Im 16. Jahrhundert gab der Naturforscher Guillaume Rondelet (1507-1566) dem Faserbart der Pinna den Namen Byssus - in Analogie zum antiken Byssus [3], [4]. In seinem Buch über die Fische des Meeres - Universae aquatilium historiae, das 1555 erschien, unterscheidet er zwischen dem Byssus der Erde und dem Byssus des Meeres: Byssus terrenus est et marinus. Der Byssus der Erde, der antike Byssus, ist ein kostbares Leinengewebe, das aus den feinsten, noch grünen Leinenfasern hergestellt wurde. Deshalb muss genau unterschieden werden zwischen dem Byssus der Antike und des Mittelalters - aus Leinen -, und dem zoologischen Byssus, dem Faserbart verschiedener Muschelarten. Die feinste, gaze- oder schleier-ähnliche Qualtität dieses Leinenbyssus wird in der Literatur auch linea nebula oder ventus textilis genannt. Da die Muschelseide oft ebenfalls mit Byssus - italienisch bisso - bezeichnet wird, sind Verwechslungen und Falschzuschreibungen häufig. Vor allem die häufige Nennung des Begriffs Byssus in der Bibel und im Zusammenhang mit altägyptischen Mumienbinden führen dazu, dass in den letzten Jahren mit Byssus bezeichnete Gewebe als Muschelseide interpretiert werden. Neueste Forschungen zeigen, dass der Begriff Byssus vor 1500 nie Muschelseide bezeichnet hat.

Geschichte

Irgendwo rund ums Mittelmeer kam irgendjemand einmal auf die Idee, die Haftfäden der Edlen Steckmuschel zu reinigen, zu spinnen und als Textilmaterial zu verwenden. Wo genau? Und wann? Das wissen wir nicht. Aus der Bronzezeit wurden in Griechenland, in Thessalien und auf Santorini viele Reste von Muschelschalen gefunden, darunter auch der Steckmuschel (Karali 1990, Fischer 2007, Burke 2012). War sie nur Nahrung? Oder wurde bereits damals deren Byssus zu Textilien verarbeitet? Waren es die Phönizier? Sie lebten bereits tausend Jahre vor Christus an der östlichen Mittelmeerküste und kannten ein anderes Meeresprodukt, den echten Purpur, den kostbarsten Farbstoff der Antike.

Antike

Das älteste Fragment aus Muschelseide, das 1907 bei Ausgrabungen ausserhalb der römischen Legionärsstadt Aquincum - heute Budapest - gefunden wurde, beweist die Existenz von Muschelseide zumindest in der Spätantike[5]. in einem Frauengrabe , dem heutigen Budapest gefunden wurdeSicher ist aber auch, dass Muschelseide in der Antike existierte, aber unter anderen Namen. Das erste schriftliche Hinweis für die Verwendung von Muschelseide ist jedoch noch älter: um 200 nach Christus. Tertullian, ein zum Christentum übergetretener Römer aus Karthago, im heutigen Tunesien, erwähnt sie in seiner Schrift De Pallio: «Nec fuit satis tunicam pangere et serere, ni etiam piscari vestitum contigisset: nam et de mari vellera, quo mucosae lanusitatis plautiores conchae comant» (Nicht war es genug, die Stoffe der Tunika zu kämmen und zu pflanzen; nein, man fand es auch nötig, den Kleiderstoff zu fischen, denn auch aus dem Meere holt man Vliesse, wo Muscheln von beträchtlicher Grösse mit Büscheln versehen sind.) Neben Wolle und Leinen, den damals üblichen Textilmaterialien, wird also auch die Muschelseide zu Bekleidungszwecken verwendet.

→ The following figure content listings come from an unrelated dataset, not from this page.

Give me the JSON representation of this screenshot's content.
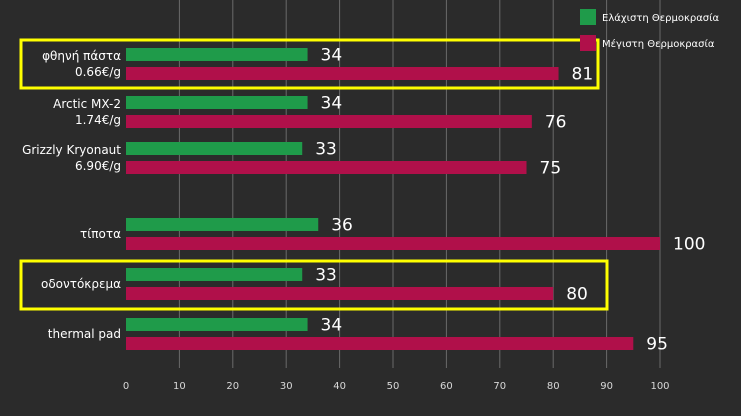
{
  "chart_data": {
    "type": "bar",
    "orientation": "horizontal",
    "categories": [
      [
        "φθηνή πάστα",
        "0.66€/g"
      ],
      [
        "Arctic MX-2",
        "1.74€/g"
      ],
      [
        "Grizzly Kryonaut",
        "6.90€/g"
      ],
      [
        "τίποτα"
      ],
      [
        "οδοντόκρεμα"
      ],
      [
        "thermal pad"
      ]
    ],
    "series": [
      {
        "name": "Ελάχιστη Θερμοκρασία",
        "color": "#1f9b4a",
        "values": [
          34,
          34,
          33,
          36,
          33,
          34
        ]
      },
      {
        "name": "Μέγιστη Θερμοκρασία",
        "color": "#b0104a",
        "values": [
          81,
          76,
          75,
          100,
          80,
          95
        ]
      }
    ],
    "xlim": [
      0,
      100
    ],
    "xticks": [
      "0",
      "10",
      "20",
      "30",
      "40",
      "50",
      "60",
      "70",
      "80",
      "90",
      "100"
    ],
    "grid": true,
    "legend_position": "top-right",
    "highlighted_categories": [
      0,
      4
    ],
    "highlight_color": "#ffff00",
    "title": "",
    "xlabel": "",
    "ylabel": ""
  }
}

Das Buch Periplus maris Erythreai, dessen Verfasser nicht bekannt ist, stammt aus dem 1. Jahrhundert nach Christus. Es ist ein Handbuch für den Import und Export von Handelsgütern und beschreibt die Schiffsrouten und Hafenstädte zwischen Indien und Ostafrika. Hier taucht auch der Begriff pinikon auf, der unterschiedlich interpretiert wird. Sind es Perlen oder mit Perlen bestickte Stoffe? (Kaeuffer 1859). Oder ist es Muschelseide? (Gilroy 1845, Schrader 1886). Meint pinnikon oder pinninon - Begriffe, die wir 800 Jahre später in Sardinien finden werden - das Gleiche?

In einem Bericht über den Handel im Altertum finden wir unter Ausfuhr: «von Apologos (Hafenstadt im Südirak, an der Tigrismündung) nach Indien und Arabien Stoffe aus Faden der Steckmuschel, von der Insel Tapobrane (alter Name für Ceylon) Steckmuscheln...; von Ganges (Flussmündung in Bangladesh): Steckmuschelseide... » (Schmidt 1924). Auch hier: viele Fragzeichen!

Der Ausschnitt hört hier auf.